Junto con el relato de su coraje, hay que registrar también ese otro, mucho menos complaciente, que habla de lo que callan todas las guerras: deserciones, indisciplina y abusos sobre la población. Es lógico: entre los 35.000 voluntarios, procedentes de más de cincuenta países, había de todo. Según las investigaciones más recientes, uno de cada cinco brigadistas perdió su vida en España.
6-¿Fue la del Ebro la última ofensiva republicana?
El Ebro selló el desenlace de la guerra, pero, entre noviembre de 1938 y marzo de 1939, la República aún pudo jugar una última baza en la partida. La batalla de Peñarroya o Valsequillo fue el clavo ardiendo al que se agarró el jefe de Estado Mayor, general Vicente Rojo, para desbaratar el avance franquista hacia Cataluña.
La operación, en pleno frente extremeño-cordobés, puso contra las cuerdas a Queipo de Llano, cuyo Ejército del Sur contaba con unos 75.000 efectivos, frente a los más de 90.000 del enemigo, distribuidos entre el XXII Cuerpo de Ejército, la Agrupación Toral y la Columna F. El general Escobar estaba al mando.

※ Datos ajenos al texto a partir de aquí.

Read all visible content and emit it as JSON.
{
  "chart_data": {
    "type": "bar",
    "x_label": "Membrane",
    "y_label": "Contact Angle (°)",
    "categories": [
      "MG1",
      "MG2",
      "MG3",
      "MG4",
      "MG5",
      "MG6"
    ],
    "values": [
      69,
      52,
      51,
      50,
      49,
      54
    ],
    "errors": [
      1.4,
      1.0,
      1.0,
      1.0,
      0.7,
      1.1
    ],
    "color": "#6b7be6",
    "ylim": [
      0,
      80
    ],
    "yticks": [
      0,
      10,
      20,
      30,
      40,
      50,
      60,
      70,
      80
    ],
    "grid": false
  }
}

Sobre el tapete, la campaña, que se desarrolló a partir del 5 de enero, resultaba tan audaz como brillante, y Franco, consciente del peligro, no dejó de azuzar a Queipo para que contraatacara. En sus primeros días, las fuerzas republicanas se apoderaron de 500 km2 de superficie y tomaron Fuente Obejuna, Peraleda del Zaucejo, Los Blázquez y La Granja de Torrehermosa. Desde Barcelona, un entusiasta Vicente Rojo reclamaba un último esfuerzo al general Matallana: “Si pudieséis llegar a Sevilla, creo que habrías resuelto la guerra”, le escribió. Pero este ya no creía en milagros. Las malas condiciones atmosféricas y los refuerzos del Ejército del Sur convirtieron la última gran ofensiva republicana en un espejismo, otro más, el último ya.
La falta de entendimiento entre Rojo y el general Miaja, a la sazón jefe del Grupo de Ejércitos de la Región Central (GERC), fue clave para abortar el desembarco previsto por el primero en Motril. Cuando se detuvieron los combates el 4 de febrero, el frente seguía igual.